Окошки эти, введенные еще при жизни основателя поселения, прадеда Давида Всадника, составляли гордость деревни; гордились также рэзеши кожаными своими сапогами. А садясь на коня, отправляясь на ратное дело, прицепляли они к сапогам и шпоры.
В тишине рассвета на улочках и тропинках гулко стучали сапоги.
Когда же разгорелось золотое пламя восхода, утренняя звезда блеснула в последний раз, словно взмахнув на прощанье платком, и погасла. Тогда-то дэвиденские охотники и перешли верхом брод Ференца Сакса. Ниже по реке показались загонщики, они направлялись на пароме к оврагу с крутыми склонами, за которым было в березняке болото.
Двое ратников, Младыш и Алекса, остались сторожить горенку Никоарэ в доме мазыла. Семеро остальных держали путь в Долину Родников, а Карайман вез в телеге, запряженной рыжими конями, все, что могло понадобиться на охоте.
Ратники ехали верхом, за ними шли пешие лесники. А позади телеги следовал на резвых лошаденках без седел кое-кто из деревенских стариков.

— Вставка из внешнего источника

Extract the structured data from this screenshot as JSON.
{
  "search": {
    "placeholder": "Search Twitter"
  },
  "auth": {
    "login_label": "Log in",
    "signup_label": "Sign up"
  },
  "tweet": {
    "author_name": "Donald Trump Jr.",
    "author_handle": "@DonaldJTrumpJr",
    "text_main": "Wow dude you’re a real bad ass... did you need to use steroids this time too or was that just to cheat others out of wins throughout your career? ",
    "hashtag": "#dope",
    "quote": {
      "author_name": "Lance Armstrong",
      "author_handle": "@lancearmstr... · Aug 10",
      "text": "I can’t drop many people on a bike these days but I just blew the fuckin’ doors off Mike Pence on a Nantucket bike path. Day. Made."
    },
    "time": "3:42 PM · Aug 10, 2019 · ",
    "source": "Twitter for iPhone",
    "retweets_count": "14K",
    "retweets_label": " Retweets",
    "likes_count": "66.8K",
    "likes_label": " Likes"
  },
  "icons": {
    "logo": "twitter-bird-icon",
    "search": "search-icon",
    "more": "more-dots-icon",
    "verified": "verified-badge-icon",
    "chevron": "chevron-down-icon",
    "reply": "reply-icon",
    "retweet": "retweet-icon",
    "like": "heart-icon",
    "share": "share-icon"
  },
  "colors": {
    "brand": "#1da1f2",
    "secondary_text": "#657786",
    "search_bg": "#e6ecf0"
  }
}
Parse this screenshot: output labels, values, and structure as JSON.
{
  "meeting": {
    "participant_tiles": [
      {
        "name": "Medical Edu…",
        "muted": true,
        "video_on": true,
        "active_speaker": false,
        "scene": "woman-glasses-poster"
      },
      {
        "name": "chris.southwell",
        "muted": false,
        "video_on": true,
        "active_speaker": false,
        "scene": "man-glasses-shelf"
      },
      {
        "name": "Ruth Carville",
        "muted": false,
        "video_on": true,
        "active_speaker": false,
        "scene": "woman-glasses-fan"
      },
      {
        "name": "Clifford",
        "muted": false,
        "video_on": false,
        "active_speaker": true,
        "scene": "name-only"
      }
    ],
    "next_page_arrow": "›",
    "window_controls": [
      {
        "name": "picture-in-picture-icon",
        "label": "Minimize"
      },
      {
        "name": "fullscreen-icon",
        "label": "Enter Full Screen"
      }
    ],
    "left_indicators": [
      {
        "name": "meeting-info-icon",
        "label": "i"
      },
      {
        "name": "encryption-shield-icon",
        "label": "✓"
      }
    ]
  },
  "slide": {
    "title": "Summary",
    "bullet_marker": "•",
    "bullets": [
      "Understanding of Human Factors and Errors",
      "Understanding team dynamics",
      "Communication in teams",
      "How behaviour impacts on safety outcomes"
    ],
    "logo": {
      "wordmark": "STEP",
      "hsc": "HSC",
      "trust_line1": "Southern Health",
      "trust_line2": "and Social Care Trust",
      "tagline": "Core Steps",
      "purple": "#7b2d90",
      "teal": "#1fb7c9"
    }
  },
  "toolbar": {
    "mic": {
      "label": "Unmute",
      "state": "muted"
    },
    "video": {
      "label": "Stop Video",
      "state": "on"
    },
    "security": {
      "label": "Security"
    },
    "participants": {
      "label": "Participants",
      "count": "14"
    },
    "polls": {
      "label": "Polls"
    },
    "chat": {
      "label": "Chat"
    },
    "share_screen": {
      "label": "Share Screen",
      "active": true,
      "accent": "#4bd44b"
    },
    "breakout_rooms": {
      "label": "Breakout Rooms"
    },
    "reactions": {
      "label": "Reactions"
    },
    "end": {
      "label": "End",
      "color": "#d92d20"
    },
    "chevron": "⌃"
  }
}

Гицэ Ботгрос сидел в деревянном седле горделивее самого Александра Македонского. На плече он держал копье с железным наконечником, а слева у седельной луки висел деревянный щит, сохранившийся на чердаке среди прочей рухляди еще с той поры, когда был молод прадед Давид. Батяня Гицэ бил кобылу по бокам каблуками, стараясь не отставать от Сулицэ, которого он в те дни, обильные яствами и вином, считал своим наилучшим другом.
– Как мыслишь, удачной будет охота?
– спросил его дьяк Раду.
– Удачной. Сбрей мне усы, коли не воротимся с богатой добычей.
Дьяк кинул взгляд на почти безусое лицо Ботгроса и даже не ухмыльнулся.
– Бывал ты, брат Гицэ, на большой охоте?
– Бывал.
– И кабанов бил?
– Не приходилось. Тогда я был в помощниках. А нынче, смотри-ка, я захватил с собой копье: провалиться мне на этом месте, и не гляди более на меня, коли не уложу хотя бы одного кабана.